Banyak fotografer memburu kesempurnaan.
Colin Dodgson justru mengejar sesuatu yang lebih aneh—dan lebih jujur.
Lahir di bawah langit sinematik California Selatan, Dodgson membangun reputasinya bukan lewat presisi yang licin, tapi melalui cinta akan ketidaksempurnaan.
Karyanya—baik di Vogue, Dazed, maupun dari balik jendela kereta api yang melaju di Pegunungan Andes—terasa lebih seperti mimpi jernih ketimbang dokumentasi visual. Bayangkan: cahaya hangat, timing tak biasa, dan subjek yang tertangkap di tengah napas, gerakan, atau pikiran.
Sekilas, fotonya indah. Tapi jika dilihat lebih lama, terasa aneh. Dan di sanalah letak kehebatannya.
ALKEMIS DUNIA ANALOG
Di era yang tergila-gila dengan kejernihan digital, Dodgson memilih jalan sebaliknya: analog. Ia tak hanya memotret dengan film—ia juga mencetak hasilnya sendiri di kamar gelap, dengan segala ketidakterdugaan yang menyertainya.
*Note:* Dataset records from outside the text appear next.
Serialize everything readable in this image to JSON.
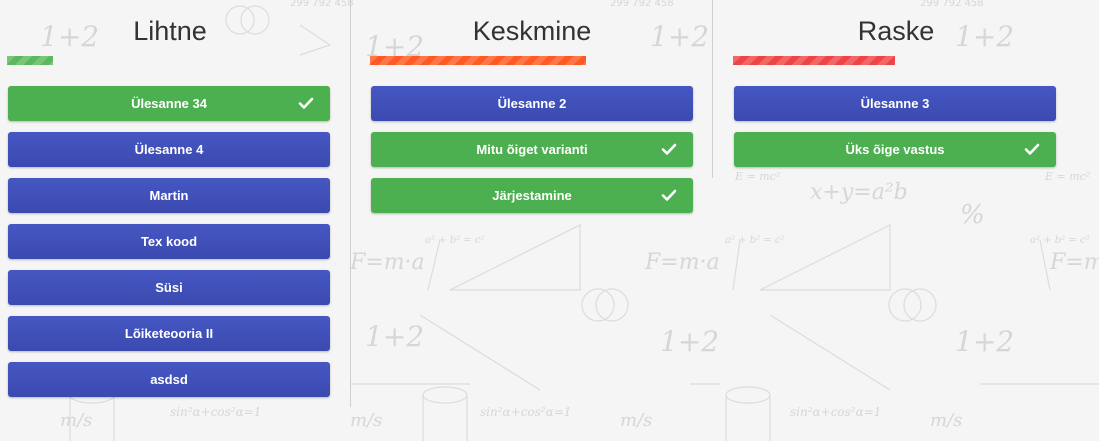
{
  "columns": [
    {
      "title": "Lihtne",
      "progress_color": "#5cb85c",
      "progress_fraction": 0.14,
      "tasks": [
        {
          "label": "Ülesanne 34",
          "completed": true
        },
        {
          "label": "Ülesanne 4",
          "completed": false
        },
        {
          "label": "Martin",
          "completed": false
        },
        {
          "label": "Tex kood",
          "completed": false
        },
        {
          "label": "Süsi",
          "completed": false
        },
        {
          "label": "Lõiketeooria II",
          "completed": false
        },
        {
          "label": "asdsd",
          "completed": false
        }
      ]
    },
    {
      "title": "Keskmine",
      "progress_color": "#ff5a22",
      "progress_fraction": 0.67,
      "tasks": [
        {
          "label": "Ülesanne 2",
          "completed": false
        },
        {
          "label": "Mitu õiget varianti",
          "completed": true
        },
        {
          "label": "Järjestamine",
          "completed": true
        }
      ]
    },
    {
      "title": "Raske",
      "progress_color": "#ee4444",
      "progress_fraction": 0.5,
      "tasks": [
        {
          "label": "Ülesanne 3",
          "completed": false
        },
        {
          "label": "Üks õige vastus",
          "completed": true
        }
      ]
    }
  ],
  "colors": {
    "task_pending": "#3f51b5",
    "task_completed": "#4caf50"
  },
  "icons": {
    "completed": "check-icon"
  }
}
“Saat memotret, saya seperti mengoleksi sesuatu,” ujarnya. Bukan hanya benda—batu, sampah, kentang—tapi juga momen. Yang tak sempurna. Yang penuh makna.
Sentuhan inilah yang membuat rumah mode sekelas Gucci, Louis Vuitton, Marni, dan Burberry jatuh hati. Mereka datang bukan untuk hasil yang rapi, tapi untuk jiwa. Untuk narasi. Untuk cerita-cerita singkat yang disisipkan Dodgson dalam setiap frame.
ABSURDITAS YANG PUITIS
Selalu ada kelucuan samar dalam karyanya. Lelucon kecil yang tidak dijelaskan. Detail surealis yang terasa seperti rahasia kecil kehidupan sehari-hari. Sebuah kentang bisa tampak seperti patung sakral. Bungkus minuman di pinggir jalan bisa jadi still life yang filosofis.
Tapi di balik absurditasnya, ada empati. Dalam Safety, Service and Security (2018), ia memotret kampung halamannya dengan kepekaan eksistensial.
Sementara Ciento por Ciento (2022) membawanya ke Patagonia, mendokumentasikan konservasi lingkungan dengan kesadaran yang lembut—bukan menggurui, hanya menunjukkan.